-
Notifications
You must be signed in to change notification settings - Fork 4
SampleClean Installation Instructions
Requirements:
- Scala 2.10.4
- Spark 0.9.1
When starting out, we suggest making a separate directory for SampleClean.
$ mkdir sampleclean_dev
$ cd sampleclean_dev
We will now setup the two requirements: (1) Scala and (2) Spark. SampleClean requires Scala version 2.10.4, so first download and untar Scala 2.10.4
$ wget http://www.scala-lang.org/files/archive/scala-2.10.4.tgz
$ tar xvzf scala-2.10.4.tgz
Then, download and untar Spark 0.9.1
$ wget http://d3kbcqa49mib13.cloudfront.net/spark-0.9.1.tgz
$ tar xvzf spark-0.9.1.tgz
Clone the SampleClean repository:
$ git clone https://github.com/sjyk/sampleclean.git
Once the repository is cloned run the following to initialized the SampleClean patches for BlinkDB and Hive_BlinkDB:
$ cd sampleclean
$ git submodule init
$ git submodule update
$ cd hive_blinkdb
$ git pull https://github.com/sjyk/hive_blinkdb.git
To build the patched Hive version, run:
$ ant package
ant package
builds all Hive jars and put them into build/dist
directory. If you are trying to build Hive on your local machine and (a) your distribution doesn't have yum or (b) the above yum commands don't work out of the box with your distro, then you probably want to upgrade to a newer version of ant. ant >= 1.8.2 should work. Download ant binaries at http://ant.apache.org/bindownload.cgi. You might also be able to upgrade to a newer version of ant using a package manager, however on older versions of CentOS, e.g. 6.4, yum can't install ant 1.8 out of the box so installing ant by downloading the binary installation package is recommended.
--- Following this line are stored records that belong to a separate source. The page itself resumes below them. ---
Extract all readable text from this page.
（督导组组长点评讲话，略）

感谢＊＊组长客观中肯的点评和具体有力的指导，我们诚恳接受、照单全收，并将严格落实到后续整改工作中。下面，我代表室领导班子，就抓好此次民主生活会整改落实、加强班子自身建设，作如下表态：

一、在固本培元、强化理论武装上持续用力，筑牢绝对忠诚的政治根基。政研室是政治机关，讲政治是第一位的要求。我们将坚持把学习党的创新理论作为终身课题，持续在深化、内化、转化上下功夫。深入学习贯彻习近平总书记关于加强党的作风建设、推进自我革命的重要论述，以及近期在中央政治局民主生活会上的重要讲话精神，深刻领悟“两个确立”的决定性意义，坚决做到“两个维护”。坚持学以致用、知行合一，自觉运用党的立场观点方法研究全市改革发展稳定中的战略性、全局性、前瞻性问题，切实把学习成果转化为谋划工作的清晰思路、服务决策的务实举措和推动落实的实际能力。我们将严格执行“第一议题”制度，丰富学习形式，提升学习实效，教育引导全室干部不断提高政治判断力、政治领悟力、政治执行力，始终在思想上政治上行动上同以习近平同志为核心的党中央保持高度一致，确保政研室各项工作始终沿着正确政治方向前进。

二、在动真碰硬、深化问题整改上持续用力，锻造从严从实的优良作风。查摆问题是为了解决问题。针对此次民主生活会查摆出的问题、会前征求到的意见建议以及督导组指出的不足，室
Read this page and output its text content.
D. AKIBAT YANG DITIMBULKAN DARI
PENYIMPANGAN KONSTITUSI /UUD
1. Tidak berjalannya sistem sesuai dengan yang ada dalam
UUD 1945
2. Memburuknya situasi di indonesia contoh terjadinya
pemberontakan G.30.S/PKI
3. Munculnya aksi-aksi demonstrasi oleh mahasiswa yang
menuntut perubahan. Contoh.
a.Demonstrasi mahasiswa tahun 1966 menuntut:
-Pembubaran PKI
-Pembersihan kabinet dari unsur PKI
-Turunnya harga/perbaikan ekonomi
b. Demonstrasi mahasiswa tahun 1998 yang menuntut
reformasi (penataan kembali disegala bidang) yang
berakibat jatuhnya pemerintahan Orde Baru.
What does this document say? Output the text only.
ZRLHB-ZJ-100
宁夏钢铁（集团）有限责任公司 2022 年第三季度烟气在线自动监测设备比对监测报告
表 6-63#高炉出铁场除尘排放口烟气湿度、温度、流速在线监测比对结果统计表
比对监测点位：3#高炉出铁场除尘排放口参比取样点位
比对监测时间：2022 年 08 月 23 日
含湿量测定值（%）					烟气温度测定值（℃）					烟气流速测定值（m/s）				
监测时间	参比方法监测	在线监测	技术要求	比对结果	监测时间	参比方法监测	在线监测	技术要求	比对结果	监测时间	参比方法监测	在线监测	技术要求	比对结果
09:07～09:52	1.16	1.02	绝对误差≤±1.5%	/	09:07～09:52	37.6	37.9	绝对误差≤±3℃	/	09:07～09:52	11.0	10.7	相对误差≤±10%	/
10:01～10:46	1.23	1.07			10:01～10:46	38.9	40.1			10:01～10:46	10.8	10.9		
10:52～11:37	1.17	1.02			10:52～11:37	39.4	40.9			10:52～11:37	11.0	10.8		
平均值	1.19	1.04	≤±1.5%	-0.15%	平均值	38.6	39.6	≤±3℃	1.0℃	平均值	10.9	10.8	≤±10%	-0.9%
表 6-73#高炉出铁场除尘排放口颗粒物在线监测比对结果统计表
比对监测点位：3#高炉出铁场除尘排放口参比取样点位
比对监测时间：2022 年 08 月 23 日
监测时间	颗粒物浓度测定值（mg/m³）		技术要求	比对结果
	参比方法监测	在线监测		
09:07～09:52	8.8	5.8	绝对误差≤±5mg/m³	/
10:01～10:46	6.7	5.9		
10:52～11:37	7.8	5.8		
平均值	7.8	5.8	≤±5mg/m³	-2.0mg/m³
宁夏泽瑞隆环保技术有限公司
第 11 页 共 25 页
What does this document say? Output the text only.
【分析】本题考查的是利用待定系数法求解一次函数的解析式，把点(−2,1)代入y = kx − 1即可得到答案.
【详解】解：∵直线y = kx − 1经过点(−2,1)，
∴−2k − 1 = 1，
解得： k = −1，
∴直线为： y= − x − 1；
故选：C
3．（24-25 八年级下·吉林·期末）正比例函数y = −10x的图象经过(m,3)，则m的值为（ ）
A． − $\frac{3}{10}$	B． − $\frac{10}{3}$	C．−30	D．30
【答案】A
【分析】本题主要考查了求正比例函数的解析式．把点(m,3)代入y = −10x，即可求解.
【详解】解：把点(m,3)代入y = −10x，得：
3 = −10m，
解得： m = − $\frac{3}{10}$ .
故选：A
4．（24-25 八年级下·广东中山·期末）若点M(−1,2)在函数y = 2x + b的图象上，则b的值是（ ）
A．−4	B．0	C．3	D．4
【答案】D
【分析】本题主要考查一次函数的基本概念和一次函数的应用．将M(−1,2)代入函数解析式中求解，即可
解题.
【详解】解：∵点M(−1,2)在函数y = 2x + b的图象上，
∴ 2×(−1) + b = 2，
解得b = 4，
The BlinkDB/SampleClean code is in the sampleclean/
directory. To setup your environment to run BlinkDB/SampleClean locally, you need to set HIVE_HOME and SCALA_HOME environmental variables in a file sampleclean/conf/blinkdb-env.sh
to point to the folders you just downloaded. BlinkDB comes with a template file blinkdb-env.sh.template
that you can copy and modify to get started:
$ cd sampleclean/conf
$ cp blinkdb-env.sh.template blinkdb-env.sh
Edit sampleclean/conf/blinkdb-env.sh
and set and uncomment the following variables for local mode/ First set the scala directory:
#Set the following to the top-level directory containing the scala code
export SCALA_HOME="/path/to/scala-2.10.4"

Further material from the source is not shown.